Monatte was born on 15 January 1881. Alphonse Merrheim arrived in Paris in 1904, and soon afterward, he met Monatte at the office of Pages Libres. The two men would work together to launch La Vie Ouvrière (The Worker's Life).[1]
In 1914 Monatte and Alfred Rosmer led the internationalist core of La Vie ouvrière (The Worker's Life).[2]
Monatte often referred himself to Fernand Pelloutier and did not disguise his anarchist sympathies although he drifted away from that current of socialism after the International Anarchist Congress of Amsterdam in 1907. There, Monatte argued in particular with Errico Malatesta concerning the methods of organisation. Invoking the 1906 Charter of Amiens, which established the principle of "political neutrality" of trade unions, Monatte considered syndicalism itself to be revolutionary, but Malatesta advocated the creation of some sort of anarchist organisation to superate internal conflicts among the workers' movement itself.[3]

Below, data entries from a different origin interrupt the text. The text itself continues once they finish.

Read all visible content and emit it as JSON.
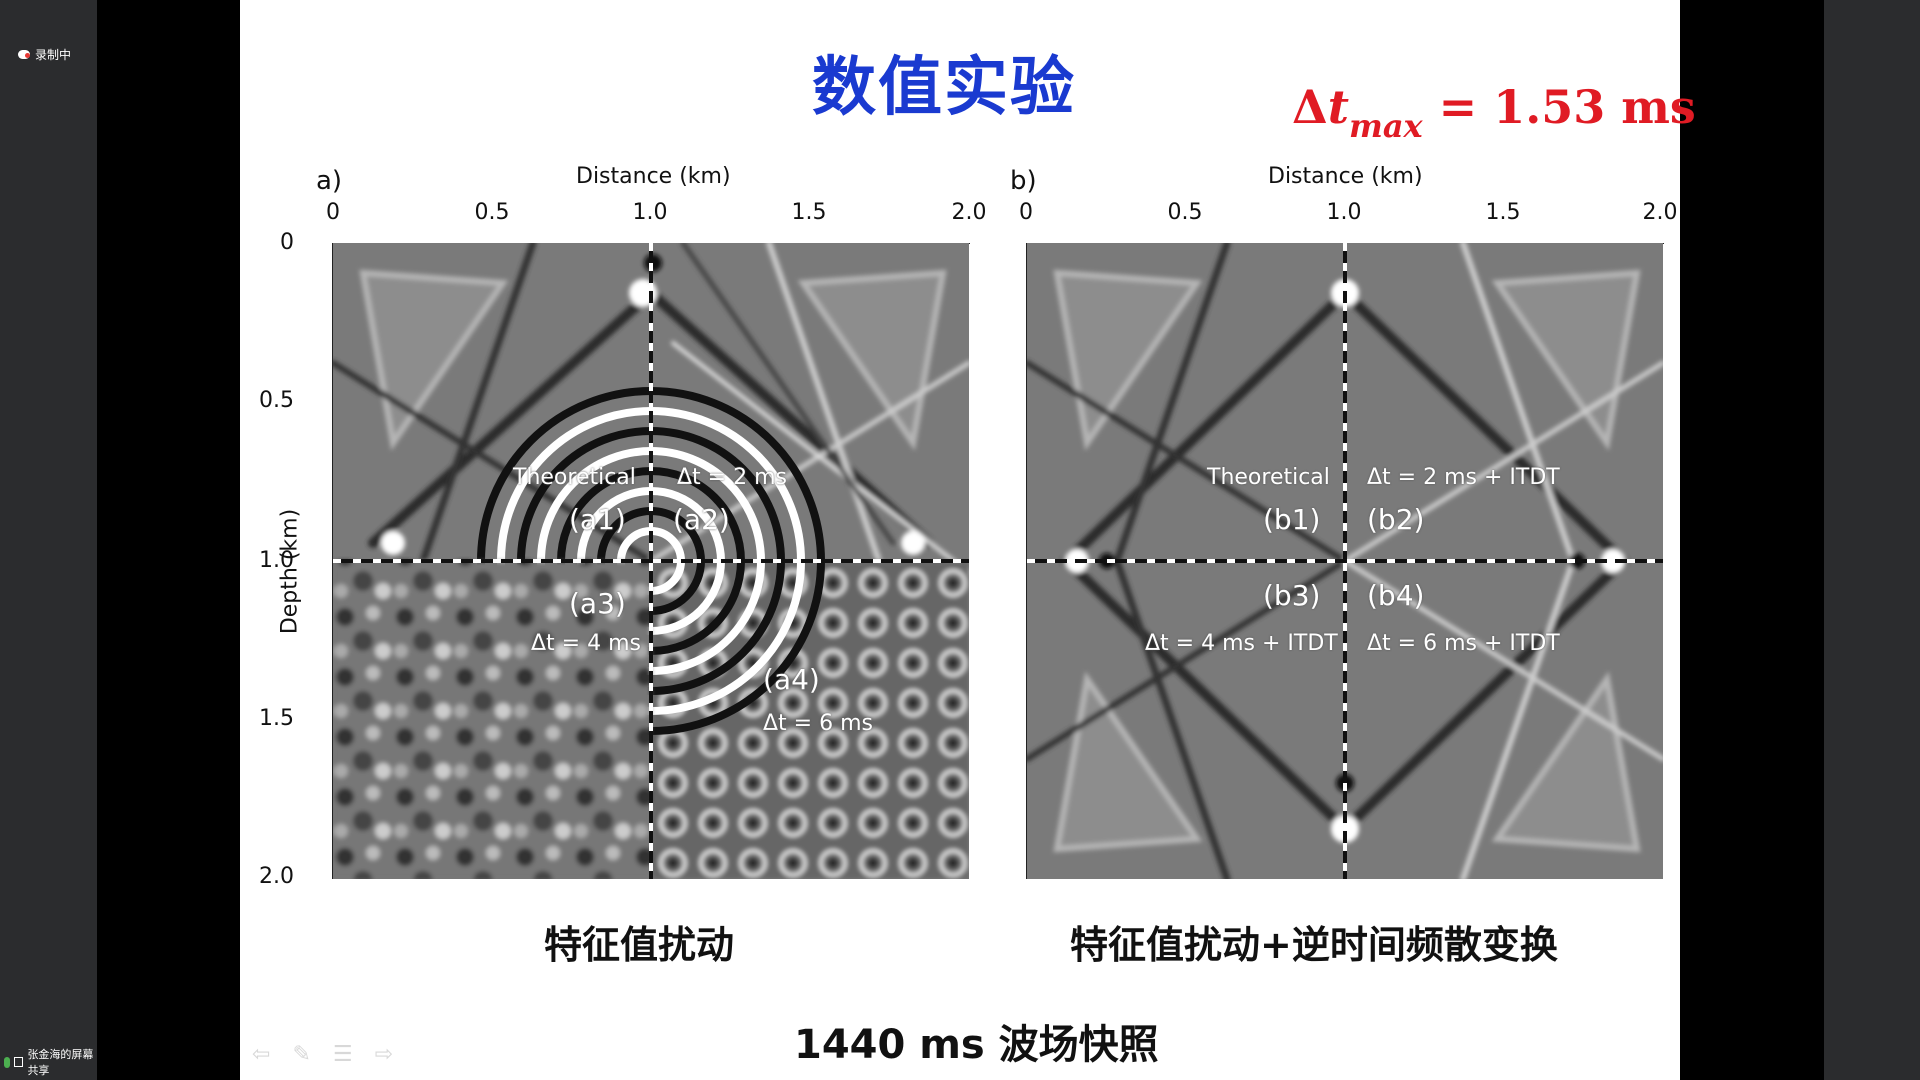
{
  "app": {
    "recording_label": "录制中",
    "screen_share_label": "张金海的屏幕共享"
  },
  "slide": {
    "title": "数值实验",
    "dt_max": {
      "delta": "Δ",
      "t": "t",
      "sub": "max",
      "value": " = 1.53 ms"
    },
    "panel_a": {
      "letter": "a)",
      "x_axis_title": "Distance (km)",
      "x_ticks": [
        "0",
        "0.5",
        "1.0",
        "1.5",
        "2.0"
      ],
      "y_axis_title": "Depth (km)",
      "y_ticks": [
        "0",
        "0.5",
        "1.0",
        "1.5",
        "2.0"
      ],
      "q1": {
        "desc": "Theoretical",
        "label": "(a1)"
      },
      "q2": {
        "desc": "Δt = 2 ms",
        "label": "(a2)"
      },
      "q3": {
        "desc": "Δt = 4 ms",
        "label": "(a3)"
      },
      "q4": {
        "desc": "Δt = 6 ms",
        "label": "(a4)"
      },
      "caption": "特征值扰动"
    },
    "panel_b": {
      "letter": "b)",
      "x_axis_title": "Distance (km)",
      "x_ticks": [
        "0",
        "0.5",
        "1.0",
        "1.5",
        "2.0"
      ],
      "q1": {
        "desc": "Theoretical",
        "label": "(b1)"
      },
      "q2": {
        "desc": "Δt = 2 ms + ITDT",
        "label": "(b2)"
      },
      "q3": {
        "desc": "Δt = 4 ms + ITDT",
        "label": "(b3)"
      },
      "q4": {
        "desc": "Δt = 6 ms + ITDT",
        "label": "(b4)"
      },
      "caption": "特征值扰动+逆时间频散变换"
    },
    "bottom_caption": "1440 ms 波场快照"
  },
  "toolbar": {
    "icons": [
      "arrow-left-icon",
      "pen-icon",
      "menu-icon",
      "arrow-right-icon"
    ]
  },
  "colors": {
    "title": "#1a3ad0",
    "dt_max": "#e01b24"
  }
}
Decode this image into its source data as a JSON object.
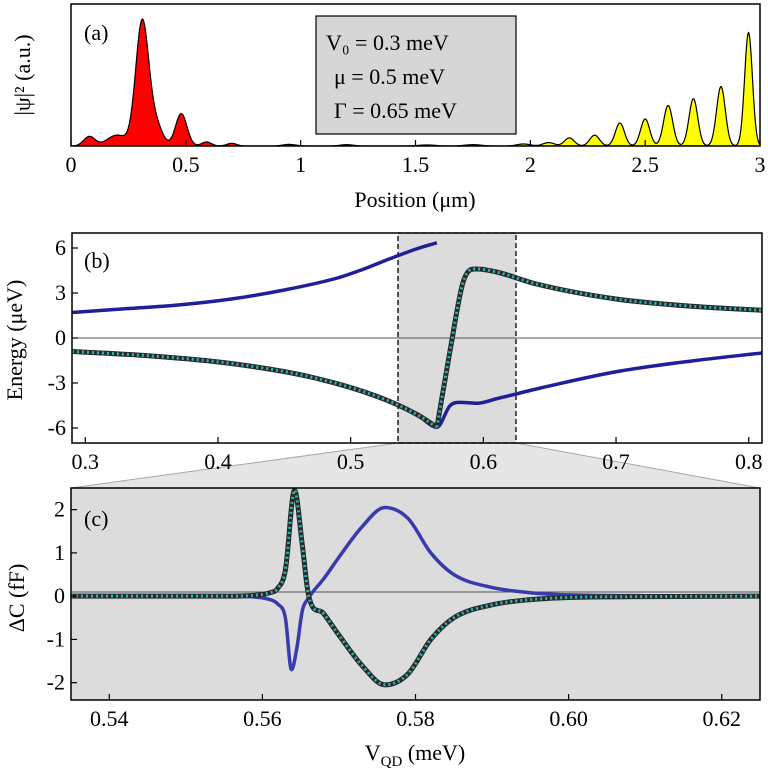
{
  "chart_data": [
    {
      "panel": "a",
      "type": "area",
      "panel_label": "(a)",
      "xlabel": "Position (μm)",
      "ylabel": "|ψ|² (a.u.)",
      "xlim": [
        0,
        3
      ],
      "ylim": [
        0,
        1.05
      ],
      "xticks": [
        0,
        0.5,
        1,
        1.5,
        2,
        2.5,
        3
      ],
      "xtick_labels": [
        "0",
        "0.5",
        "1",
        "1.5",
        "2",
        "2.5",
        "3"
      ],
      "params_box": [
        "V₀ = 0.3 meV",
        "μ = 0.5 meV",
        "Γ = 0.65 meV"
      ],
      "series": [
        {
          "name": "left wavefunction",
          "color": "#ff0000",
          "peaks": [
            {
              "x": 0.08,
              "height": 0.07,
              "width": 0.035
            },
            {
              "x": 0.2,
              "height": 0.08,
              "width": 0.06
            },
            {
              "x": 0.31,
              "height": 0.92,
              "width": 0.04
            },
            {
              "x": 0.37,
              "height": 0.15,
              "width": 0.04
            },
            {
              "x": 0.48,
              "height": 0.24,
              "width": 0.035
            },
            {
              "x": 0.59,
              "height": 0.03,
              "width": 0.03
            },
            {
              "x": 0.7,
              "height": 0.02,
              "width": 0.03
            },
            {
              "x": 0.95,
              "height": 0.012,
              "width": 0.04
            },
            {
              "x": 1.2,
              "height": 0.01,
              "width": 0.04
            }
          ]
        },
        {
          "name": "right wavefunction",
          "color": "#ffff00",
          "peaks": [
            {
              "x": 1.55,
              "height": 0.008,
              "width": 0.05
            },
            {
              "x": 1.75,
              "height": 0.01,
              "width": 0.05
            },
            {
              "x": 1.97,
              "height": 0.015,
              "width": 0.04
            },
            {
              "x": 2.08,
              "height": 0.025,
              "width": 0.035
            },
            {
              "x": 2.17,
              "height": 0.06,
              "width": 0.03
            },
            {
              "x": 2.28,
              "height": 0.08,
              "width": 0.03
            },
            {
              "x": 2.39,
              "height": 0.17,
              "width": 0.028
            },
            {
              "x": 2.5,
              "height": 0.2,
              "width": 0.028
            },
            {
              "x": 2.6,
              "height": 0.3,
              "width": 0.028
            },
            {
              "x": 2.71,
              "height": 0.35,
              "width": 0.027
            },
            {
              "x": 2.83,
              "height": 0.44,
              "width": 0.027
            },
            {
              "x": 2.95,
              "height": 0.84,
              "width": 0.024
            }
          ]
        }
      ]
    },
    {
      "panel": "b",
      "type": "line",
      "panel_label": "(b)",
      "xlabel": "",
      "ylabel": "Energy (μeV)",
      "xlim": [
        0.29,
        0.81
      ],
      "ylim": [
        -7,
        7
      ],
      "xticks": [
        0.3,
        0.4,
        0.5,
        0.6,
        0.7,
        0.8
      ],
      "xtick_labels": [
        "0.3",
        "0.4",
        "0.5",
        "0.6",
        "0.7",
        "0.8"
      ],
      "yticks": [
        -6,
        -3,
        0,
        3,
        6
      ],
      "ytick_labels": [
        "-6",
        "-3",
        "0",
        "3",
        "6"
      ],
      "zoom_window_x": [
        0.535,
        0.625
      ],
      "series": [
        {
          "name": "upper solid",
          "color": "#1f1f9a",
          "style": "solid",
          "x": [
            0.29,
            0.33,
            0.37,
            0.41,
            0.45,
            0.49,
            0.51,
            0.53,
            0.55,
            0.565
          ],
          "y": [
            1.7,
            1.95,
            2.2,
            2.6,
            3.2,
            4.0,
            4.6,
            5.3,
            5.95,
            6.35
          ]
        },
        {
          "name": "lower solid",
          "color": "#1f1f9a",
          "style": "solid",
          "x": [
            0.29,
            0.35,
            0.41,
            0.47,
            0.52,
            0.55,
            0.565,
            0.575,
            0.585,
            0.595,
            0.61,
            0.64,
            0.7,
            0.76,
            0.81
          ],
          "y": [
            -0.9,
            -1.2,
            -1.7,
            -2.6,
            -3.9,
            -5.1,
            -5.95,
            -4.5,
            -4.3,
            -4.35,
            -4.05,
            -3.4,
            -2.25,
            -1.5,
            -1.0
          ]
        },
        {
          "name": "lower dotted",
          "color": "#2ab7b0",
          "style": "dotted",
          "x": [
            0.29,
            0.35,
            0.41,
            0.47,
            0.52,
            0.55,
            0.565
          ],
          "y": [
            -0.9,
            -1.2,
            -1.7,
            -2.6,
            -3.9,
            -5.1,
            -5.95
          ]
        },
        {
          "name": "upper dotted",
          "color": "#2ab7b0",
          "style": "dotted",
          "x": [
            0.565,
            0.575,
            0.585,
            0.595,
            0.61,
            0.64,
            0.7,
            0.76,
            0.81
          ],
          "y": [
            -5.95,
            -0.8,
            3.8,
            4.6,
            4.4,
            3.6,
            2.6,
            2.1,
            1.85
          ]
        }
      ]
    },
    {
      "panel": "c",
      "type": "line",
      "panel_label": "(c)",
      "xlabel": "V_QD (meV)",
      "xlabel_main": "V",
      "xlabel_sub": "QD",
      "xlabel_unit": " (meV)",
      "ylabel": "ΔC (fF)",
      "xlim": [
        0.535,
        0.625
      ],
      "ylim": [
        -2.4,
        2.5
      ],
      "xticks": [
        0.54,
        0.56,
        0.58,
        0.6,
        0.62
      ],
      "xtick_labels": [
        "0.54",
        "0.56",
        "0.58",
        "0.60",
        "0.62"
      ],
      "yticks": [
        -2,
        -1,
        0,
        1,
        2
      ],
      "ytick_labels": [
        "-2",
        "-1",
        "0",
        "1",
        "2"
      ],
      "series": [
        {
          "name": "solid",
          "color": "#3a3ab0",
          "style": "solid",
          "x": [
            0.535,
            0.555,
            0.559,
            0.561,
            0.562,
            0.563,
            0.5638,
            0.5645,
            0.5652,
            0.566,
            0.568,
            0.57,
            0.573,
            0.576,
            0.579,
            0.582,
            0.585,
            0.59,
            0.595,
            0.6,
            0.61,
            0.625
          ],
          "y": [
            0,
            0,
            -0.02,
            -0.08,
            -0.18,
            -0.5,
            -1.7,
            -1.2,
            -0.35,
            -0.05,
            0.4,
            0.9,
            1.6,
            2.05,
            1.8,
            1.0,
            0.5,
            0.2,
            0.08,
            0.03,
            0.01,
            0
          ]
        },
        {
          "name": "dotted",
          "color": "#2ab7b0",
          "style": "dotted",
          "x": [
            0.535,
            0.555,
            0.559,
            0.561,
            0.562,
            0.563,
            0.5642,
            0.5652,
            0.566,
            0.568,
            0.57,
            0.573,
            0.576,
            0.579,
            0.582,
            0.585,
            0.59,
            0.595,
            0.6,
            0.61,
            0.625
          ],
          "y": [
            0,
            0,
            0.02,
            0.08,
            0.18,
            0.6,
            2.45,
            1.2,
            0.05,
            -0.4,
            -0.9,
            -1.6,
            -2.05,
            -1.8,
            -1.0,
            -0.5,
            -0.2,
            -0.08,
            -0.03,
            -0.01,
            0
          ]
        }
      ]
    }
  ]
}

At the CGT's first postwar congress, held in Lyon from 15 to 21 September 1919, Monatte was among the leaders of the minority, with Joseph Tommasi, Raymond Péricat and Gaston Monmousseau and denounced the CGT membership in the Amsterdam International of Labor Unions. They claimed that the CGT majority had broken with the principles of syndicalism and lost faith in revolution by dealing with the government. The minority wanted the CGT to join the Communist International.[6]